チームの柱を担う羊が盗塁を刺してくれたり、攻守に渡って好調の琉海がヒット性の当たりをアウトにしてくれたり。ピッチャーとして、エースとしてマウンドを任され続けてきたわたしが、本当ならチームを引っ張らなきゃいけないはずのわたしが、引っ張られてばかりの決勝戦。
「ファール!」
今日だけで、何度このコールを聞いただろう。全力の真っ直ぐで空振りが取れない。小さい頃から練習を重ねて、毎年のように最高球速を更新し続けてきた、わたしの自慢のストレート。
「ファール!」
この試合が始まってからずっと、身体全体にまとわりつくような違和感があった。いつもと違う。何かがおかしい。けれど、その正体には気付けないまま、修正もきかずにずるずると打ち込まれてしまっている。
「っ!!」
痛烈な当たりが、わたしのグラブを掠めて抜けていく。ショートの琉海が必死に飛びついてくれたけど、ほんの僅かに届かなかった。これで二死一、三塁。絶え間なく走者を背負い続けて、打席に迎えたのは長身の男子。顔なじみのある四番打者。
「頼むぞー!!」
「お前で決めたれ!!」
小さな島の中で野球を続けてきた。練習試合の相手は大体決まってるし、野球が好きだからこそ通じ合うことがある。打席に立っているのは、今日まで何度も戦ってきた相手だ。お互いに、得意も苦手も手の内も全部、理解し合っている。
「ボール!」
昔はわたしより背が低かった。それが今では逞しくなって、他チームから警戒される強打者だ。けど、わたしは彼をさほど苦にしたことがなかった。これまでの対戦成績にも相性の良さが表れているし、今日だってヒットを許していない。
「ストライク!」
羊のサインに首を振り、投じた二球目。外角に決まった真っ直ぐを、彼は微動だにせず見送った。7回制のボーイズリーグでは終盤にあたる6回裏、また点差が開いちゃったけど、ここを抑えればまだ希望がある。望みを繋ぐためにも、長打だけは絶対に許しちゃいけない。走者二人が還れば、その瞬間にコールドゲームだ。
(サインは……うん、真っ直ぐ……)
わたしは負けるのが嫌い。負けず嫌いっていうよりは、負けるとみんなが笑わなくなるから嫌いだ。負けたのに、楽しくも嬉しくもないのに、自分の気持ちをごまかそうとして心の奥とは違うところから浮かんでくる笑みは、もっと嫌いだ。
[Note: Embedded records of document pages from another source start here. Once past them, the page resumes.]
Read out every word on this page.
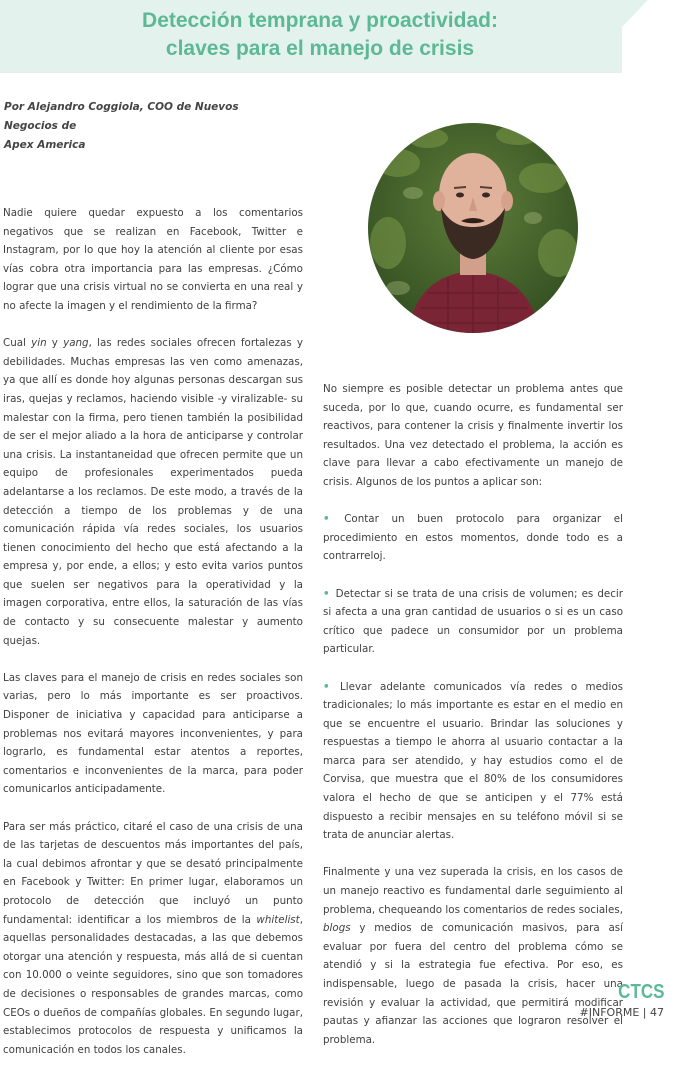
Detección temprana y proactividad:
claves para el manejo de crisis

Por Alejandro Coggiola, COO de Nuevos Negocios de
Apex America

Nadie quiere quedar expuesto a los comentarios negativos que se realizan en Facebook, Twitter e Instagram, por lo que hoy la atención al cliente por esas vías cobra otra importancia para las empresas. ¿Cómo lograr que una crisis virtual no se convierta en una real y no afecte la imagen y el rendimiento de la firma?

Cual yin y yang, las redes sociales ofrecen fortalezas y debilidades. Muchas empresas las ven como amenazas, ya que allí es donde hoy algunas personas descargan sus iras, quejas y reclamos, haciendo visible -y viralizable- su malestar con la firma, pero tienen también la posibilidad de ser el mejor aliado a la hora de anticiparse y controlar una crisis. La instantaneidad que ofrecen permite que un equipo de profesionales experimentados pueda adelantarse a los reclamos. De este modo, a través de la detección a tiempo de los problemas y de una comunicación rápida vía redes sociales, los usuarios tienen conocimiento del hecho que está afectando a la empresa y, por ende, a ellos; y esto evita varios puntos que suelen ser negativos para la operatividad y la imagen corporativa, entre ellos, la saturación de las vías de contacto y su consecuente malestar y aumento quejas.

Las claves para el manejo de crisis en redes sociales son varias, pero lo más importante es ser proactivos. Disponer de iniciativa y capacidad para anticiparse a problemas nos evitará mayores inconvenientes, y para lograrlo, es fundamental estar atentos a reportes, comentarios e inconvenientes de la marca, para poder comunicarlos anticipadamente.

Para ser más práctico, citaré el caso de una crisis de una de las tarjetas de descuentos más importantes del país, la cual debimos afrontar y que se desató principalmente en Facebook y Twitter: En primer lugar, elaboramos un protocolo de detección que incluyó un punto fundamental: identificar a los miembros de la whitelist, aquellas personalidades destacadas, a las que debemos otorgar una atención y respuesta, más allá de si cuentan con 10.000 o veinte seguidores, sino que son tomadores de decisiones o responsables de grandes marcas, como CEOs o dueños de compañías globales. En segundo lugar, establecimos protocolos de respuesta y unificamos la comunicación en todos los canales.

No siempre es posible detectar un problema antes que suceda, por lo que, cuando ocurre, es fundamental ser reactivos, para contener la crisis y finalmente invertir los resultados. Una vez detectado el problema, la acción es clave para llevar a cabo efectivamente un manejo de crisis. Algunos de los puntos a aplicar son:

• Contar un buen protocolo para organizar el procedimiento en estos momentos, donde todo es a contrarreloj.

• Detectar si se trata de una crisis de volumen; es decir si afecta a una gran cantidad de usuarios o si es un caso crítico que padece un consumidor por un problema particular.

• Llevar adelante comunicados vía redes o medios tradicionales; lo más importante es estar en el medio en que se encuentre el usuario. Brindar las soluciones y respuestas a tiempo le ahorra al usuario contactar a la marca para ser atendido, y hay estudios como el de Corvisa, que muestra que el 80% de los consumidores valora el hecho de que se anticipen y el 77% está dispuesto a recibir mensajes en su teléfono móvil si se trata de anunciar alertas.

Finalmente y una vez superada la crisis, en los casos de un manejo reactivo es fundamental darle seguimiento al problema, chequeando los comentarios de redes sociales, blogs y medios de comunicación masivos, para así evaluar por fuera del centro del problema cómo se atendió y si la estrategia fue efectiva. Por eso, es indispensable, luego de pasada la crisis, hacer una revisión y evaluar la actividad, que permitirá modificar pautas y afianzar las acciones que lograron resolver el problema.

CTCS

#INFORME | 47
だから勝つんだ。勝ってみんなを笑顔にする。それが、わたしの――
「っ!!」
渾身の一球だった。コースだけなら一球前のほうがよかったけれど、リリースの瞬間まで納得のいくストレート。わたしの指先から離れたボールは、羊の構えたミットに届くことなく青空を切り裂いた。
「ナイバッチィーーーーー!!!」
白球が、音が、希望が遠のく。懸命に走るライトの背番号が小さくなる。高く舞った打球はフェンスを越えて、誰もいないスタンドに突き刺さった。
(……ああ)

試合が始まってから、ずっと掴めなかった違和感の正体が分かった。本当は分かっていて、でも認めたくなかっただけなのかもしれない。
中学生になってから、うらやましい、と思うことが増えた。
わたしの身長が1センチ伸びる間に、周りの男子は5センチ以上大きくなっていた。わたしの球速が1キロ速くなる間に、他チームの男子ピッチャーがわたしよりずっと速い球を投げてくるようになっていた。どんなに練習しても、どんなに努力しても、どんなに追いつこうと頑張っても、差が開くのが当たり前。いつしかそう、自分に言い聞かせるようになっていた。言い聞かせるしか、なかったから。
女子の実力じゃ、もう男子には通用しないんだ。
「……あっはは……」
天を仰ぐ。青空に燦々と輝く太陽が、わたしをじっと見つめていた。